Similar to his now famous speech before Game Six of the 1991 World Series – when he told teammates to jump on his back and then put on possibly the single greatest performance in a World Series – Puckett came through in the clutch.

Former Minnesota Twin Kirby Puckett swore he would not cry during his speech at the Hall of Fame induction ceremony. As confident as ever, Puckett strode to the podium on Sunday and made his speech without shedding one tear.

While Puckett might not have shed tears during his speech, he admitted afterward to letting his emotions loose during the speech of fellow inductee Bill Mazeroski.

“You guys didn’t see it because I am so cool,” Puckett said. “But I lost it with Maz, I really did. You could tell, and feel, how Maz was feeling.”

Mazeroski made one of the shortest Hall of Fame speeches in history when he decide to scrap his 12-page speech due to the tears streaming from his eyes.

Each of the inductees felt the support of the reported 23,000 fans in attendance. Included in that number was a large throng of travelers from Minnesota.

“Everybody I ran into in Minnesota were telling me that they were going to come here,” Puckett said. “From the looks of all the people with my jersey on today, they were Minnesota people everywhere.

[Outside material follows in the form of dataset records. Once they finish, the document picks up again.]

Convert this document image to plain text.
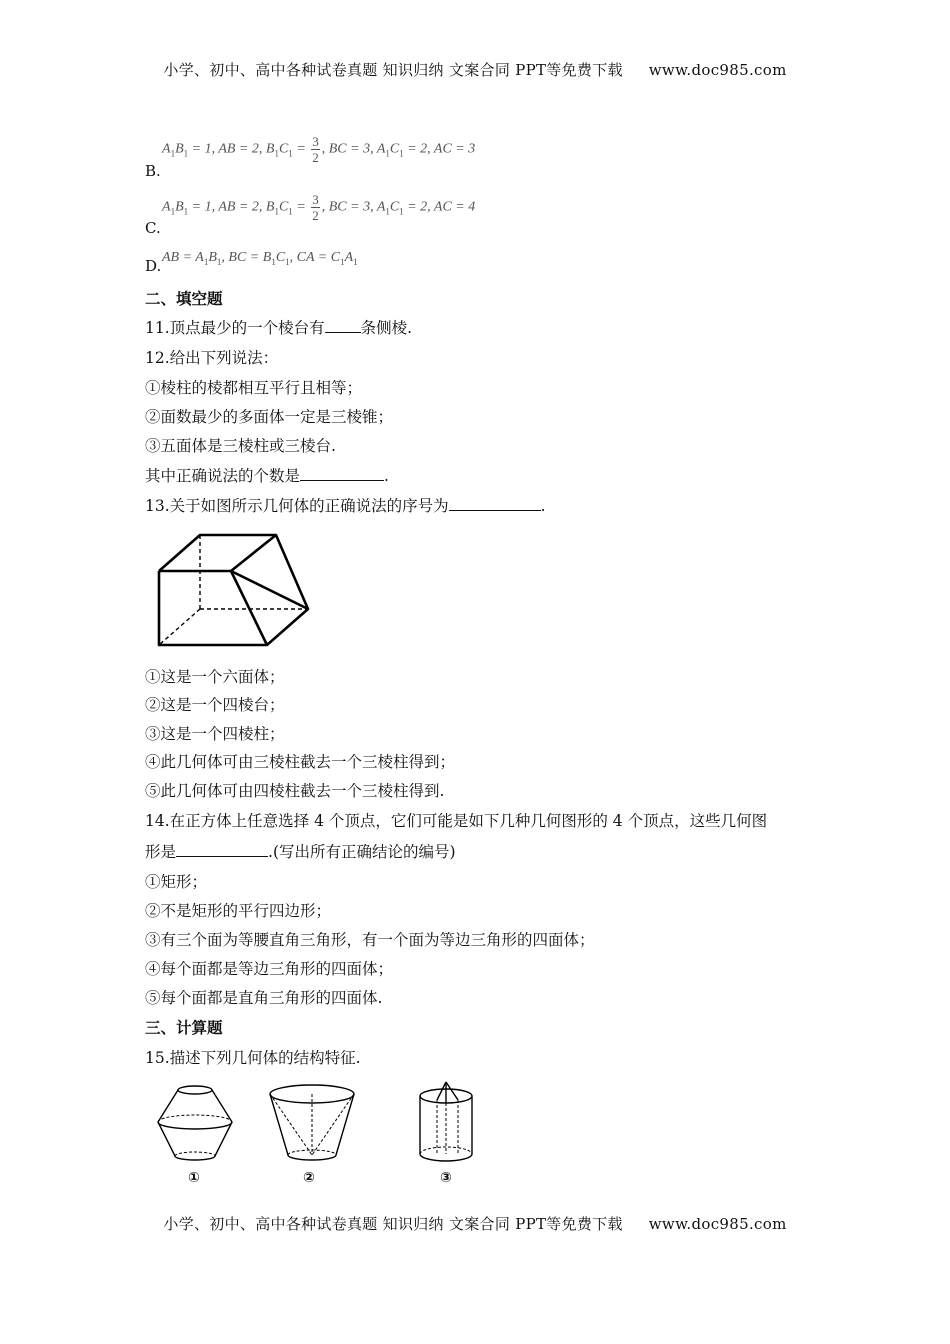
小学、初中、高中各种试卷真题 知识归纳 文案合同 PPT等免费下载 www.doc985.com
$A_1B_1 = 1$, AB = 2, $B_1C_1 = \frac{3}{2}$ , BC = 3, $A_1C_1 = 2$, AC = 3
B.
$A_1B_1 = 1$, AB = 2, $B_1C_1 = \frac{3}{2}$ , BC = 3, $A_1C_1 = 2$, AC = 4
C.
D. AB = $A_1B_1$, BC = $B_1C_1$, CA = $C_1A_1$
二、填空题
11.顶点最少的一个棱台有 条侧棱.
12.给出下列说法：
①棱柱的棱都相互平行且相等；
②面数最少的多面体一定是三棱锥；
③五面体是三棱柱或三棱台.
其中正确说法的个数是	.
13.关于如图所示几何体的正确说法的序号为	.
①这是一个六面体；
②这是一个四棱台；
③这是一个四棱柱；
④此几何体可由三棱柱截去一个三棱柱得到；
⑤此几何体可由四棱柱截去一个三棱柱得到.
14.在正方体上任意选择 4 个顶点，它们可能是如下几种几何图形的 4 个顶点，这些几何图
形是	.(写出所有正确结论的编号)
①矩形；
②不是矩形的平行四边形；
③有三个面为等腰直角三角形，有一个面为等边三角形的四面体；
④每个面都是等边三角形的四面体；
⑤每个面都是直角三角形的四面体.
三、计算题
15.描述下列几何体的结构特征.
①	②	③
小学、初中、高中各种试卷真题 知识归纳 文案合同 PPT等免费下载 www.doc985.com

“The Minnesota fans were screaming my name the whole day and it was very wonderful.”

Puckett, whose career was cut short by glaucoma in 1996, was joyful and gracious. He thanked his family, teammates and coaches, fans, and heroes.

“My on-the-field heroes were the great Ernie Banks, Billy Williams and Willie Mays,” Puckett said. “I wanted to be like them on the field, and now I am so damn proud to join them in the Hall of Fame.”

Throughout his playing days Puckett inspired his teammates and fans alike with his all-out play and infectious smile.

Even at the culmination of his career, he looked to inspire others from the podium and give back to the people who have given him so much.

Puckett spoke of growing up in the ghetto of south Chicago. He told young fans he is an example of what they could accomplish if they put their minds to it.

As his Hall of Fame plaque states, he is “a proven team leader, with an-ever present smile and infectious exuberance.” Puckett presented his speech in the same manner.

A first-ballot Hall-of-Famer, Puckett had to deal with considerable adversity in his life, yet he continued to smile.

“I faced odds when glaucoma took the bat out of my hands,” Puckett said. “But I didn’t give in or feel sorry for myself. It may be cloudy in my right eye, but the sun is shining very brightly in my left eye.”

Puckett’s spirit brought fans to their feet and Minnesotans to Cooperstown to show their appreciation.

“I will never forget this day for the rest of my life,” Puckett said.

Neither will those fans who enjoyed the career of a true champion and a true ambassador of his sport.